Herstellungsort und Art:
Wächst der Baum wild im Regenwald, trägt er eine wunderschöne Krone und wird 14 Meter hoch. Wird er auf Plantagen angebaut beträgt seine Höhe meist nicht mehr als 5 Meter und er sieht durch die vielen Ernten elend verkrüppelt aus. Er hat immergrüne, bis zu zwanzig Zentimeter lange und acht Zentimeter breite Blätter, die alle zwei Jahre zwischen Februar und Oktober geerntet werden. Man nimmt für den Tee aber nur die jüngsten Blätter oder Zweige. Diese werden für den grünen Mate nach dem pflücken schnell getrocknet, damit sie weder oxidieren noch fermentieren. Möchte man aber den gerösteten Mate, muss man die Blätter erst fermentieren und dann zweimal rösten, das macht die Farbe des Tees dunkler lässt ihn etwas rauchig schmecken. Das wird aber nicht überall bevorzugt. Dann werden die Blätter im Ofen in einem mehrstufigen Trocknungsprozess getrocknet und anschließend zerkleinert. Der grüne Mate Tee wird hauptsächlich für den europäischen Markt hergestellt, der geröstete, oder auch braune Matetee, vorwiegend für den einheimischen Markt.
Zubereitungstipps:
Seine Zubreitung gleicht einem Ritual. Zuerst wird das Trinkgefäß zur hälfte oder auch zu zweidritteln mit Teeblättern gefüllt, dann gibt man ca. 70 °C heißes abgekochtes Wasser dazu. Aber nur soviel wie die Blätter aufsaugen können und lässt das ganze dann 5 bis 10 Minuten ziehen. Da dies einer der wenigen Teesorten ist, der Koffeinhaltig ist, wird seine Wirkung von der Ziehzeit bestimmt. So wirken Aufbrühzeiten von über 6 Minuten beruhigend und ein kurzes, heißes Aufbrühen eher Anregend. Ist der Tee dann so wie man ihn möchte, lässt man sich ihn durch einen Trinkhalm schmecken. Kenner schwören darauf den alterersten Aufguss aufzusaugen und gleich wieder auszuspucken, da dieser sehr bitter ist. Richtig trinken sollte man erst den zweiten Aufguss, das hängt aber auch von der Mate Tee Sorte ab.
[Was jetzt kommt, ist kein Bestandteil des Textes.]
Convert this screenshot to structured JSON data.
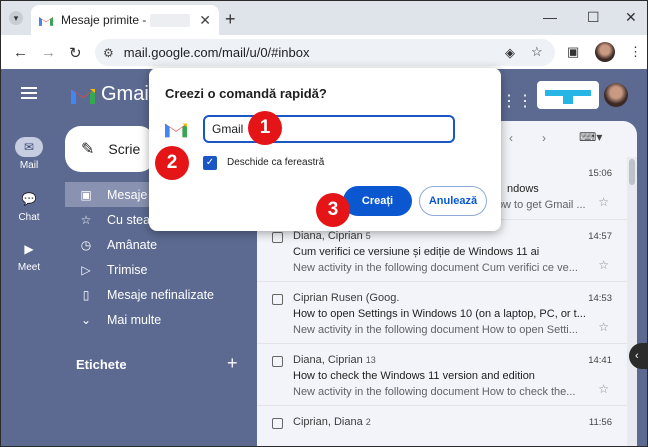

Man könnte ihn natürlich auch ganz normal wie Pfefferminztee aufgießen, aber das wäre einfach nicht das gleiche. Manche verfeinern ihn auch mit etwas Milch, Minze oder Zitrone, das muss aber jeder für sich entscheiden.
Besonderheiten:
Sein etwas herber, manchmal rauchiger Geschmack ist etwas gewöhnungsbedürftig. Er hat eine stimulierende Wirkung, stärkt die Abwehrkräfte, kräftigt das Nervensystem, reinigt das Blut, verlangsamt das Altwerden, regt den Geist an und hilft gegen Müdigkeit und Stress. Wegen seiner Appetit zügelnden Eigenschaften wird er bei uns meist nur dann getrunken, wenn eine neue Fastenkur ansteht, weil er die Hungergefühle nehmen soll. Man nimmt ihn aber auch bei Verdauungsbeschwerden und lindert mit ihm Magenschmerzen. Insbesondere bei einem Reizmagen, soll er sehr gut helfen. Aber auch bei Problemen mit den Bronchien und Asthma gilt er als gutes Heilmittel. Auf alle Fälle ist der Mate Tee ein Getränk mit einer sehr langen Tradition, welches in Südamerika ganz selbstverständlich zum Alltag gehört, wie bei uns der Kaffee. So nutzen ihn die Guarani-Indianer auch heute noch zur Heilung vieler Krankheiten.